Accueil très réservé, le 10 février 1744, pour la création de Sémélé au King’s Theater de Covent Garden. En cause, un sujet mythologique, qui plus est relatant un épisode adultérin aux accents érotiques, en plein Carême, comme le précise Marc Maréchal dans la notice du présent coffret. Depuis quelques années, un vent de « retour à la morale » s’est fait jour dans la société chrétienne londonienne. D’où la cinglante remarque du librettiste du Messie, Charles Jennens : « Non pas oratorio, mais opéra cochon ! ». Sémélé n’est programmée que quatre soirées, une autre composante venant s’ajouter à la pudibonderie, autour de l’utilisation de la langue anglaise et de la manipulation du style italien. Malgré une révision de la partition quelques mois plus tard, la réception de la seconde version ne sera pas meilleure. Comble de malchance : des problèmes éditoriaux viendront s’ajouter par la suite. Le travail musicologique ayant aujourd’hui rétabli la forme d’origine, on peut constater que la qualité d’écriture est constante dans cette œuvre de près de trois heures en sa version intégrale, les aspects dramatiques étant par ailleurs de haut niveau. Sémélé n’a connu une vraie résurrection que dans les dernières décennies du XXe siècle, notamment par la grâce d’une version dirigée par John Eliot Gardiner au début des années 1980 (Erato). Plus proche de nous, sur le plan vidéographique, dans une mise en scène de Robert Carsen à Zürich, Cecilia Bartoli a endossé le rôle-titre, avec William Christie en meneur de jeu (Decca, 2009).

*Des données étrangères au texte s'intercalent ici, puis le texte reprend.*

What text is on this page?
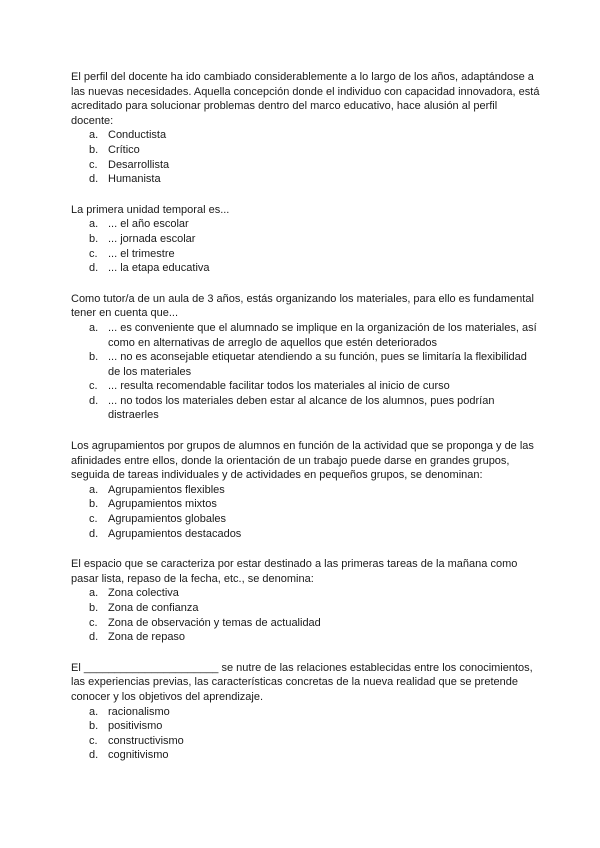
El perfil del docente ha ido cambiado considerablemente a lo largo de los años, adaptándose a las nuevas necesidades. Aquella concepción donde el individuo con capacidad innovadora, está acreditado para solucionar problemas dentro del marco educativo, hace alusión al perfil docente:

a. Conductista
b. Crítico
c. Desarrollista
d. Humanista

La primera unidad temporal es...

a. ... el año escolar
b. ... jornada escolar
c. ... el trimestre
d. ... la etapa educativa

Como tutor/a de un aula de 3 años, estás organizando los materiales, para ello es fundamental tener en cuenta que...

a. ... es conveniente que el alumnado se implique en la organización de los materiales, así como en alternativas de arreglo de aquellos que estén deteriorados
b. ... no es aconsejable etiquetar atendiendo a su función, pues se limitaría la flexibilidad de los materiales
c. ... resulta recomendable facilitar todos los materiales al inicio de curso
d. ... no todos los materiales deben estar al alcance de los alumnos, pues podrían distraerles

Los agrupamientos por grupos de alumnos en función de la actividad que se proponga y de las afinidades entre ellos, donde la orientación de un trabajo puede darse en grandes grupos, seguida de tareas individuales y de actividades en pequeños grupos, se denominan:

a. Agrupamientos flexibles
b. Agrupamientos mixtos
c. Agrupamientos globales
d. Agrupamientos destacados

El espacio que se caracteriza por estar destinado a las primeras tareas de la mañana como pasar lista, repaso de la fecha, etc., se denomina:

a. Zona colectiva
b. Zona de confianza
c. Zona de observación y temas de actualidad
d. Zona de repaso

El ______________________ se nutre de las relaciones establecidas entre los conocimientos, las experiencias previas, las características concretas de la nueva realidad que se pretende conocer y los objetivos del aprendizaje.

a. racionalismo
b. positivismo
c. constructivismo
d. cognitivismo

Handel avait pourtant fait usage, avec intelligence, du livret d’un écrivain populaire chevronné, William Congreve (1670-1729), texte adapté pour la circonstance par un auteur à l’identité incertaine, avec quelques scènes ajoutées. Nous résumons brièvement l’action dont on lira tous les détails dans le synopsis. Junon est jalouse des amours de Jupiter avec Sémélé, fille de Cadmus, le fondateur légendaire de Thèbes, et sœur d’Ino. L’orgueilleuse Sémélé espère que Jupiter fera d’elle une déesse. Mais, poussée par Junon qui veut se venger, elle a le malheur d’insister pour le découvrir dans toute sa gloire. Elle en mourra, foudroyée et réduite en cendres ; de celles-ci naîtra Bacchus, fils de Jupiter. On ne peut que souscrire à l’affirmation de Marc Maréchal : Sémélé est un chef-d’œuvre. Car comment appeler autrement un drame dont la parfaite communion du texte et de la musique offre un tel pouvoir de suggestion ? 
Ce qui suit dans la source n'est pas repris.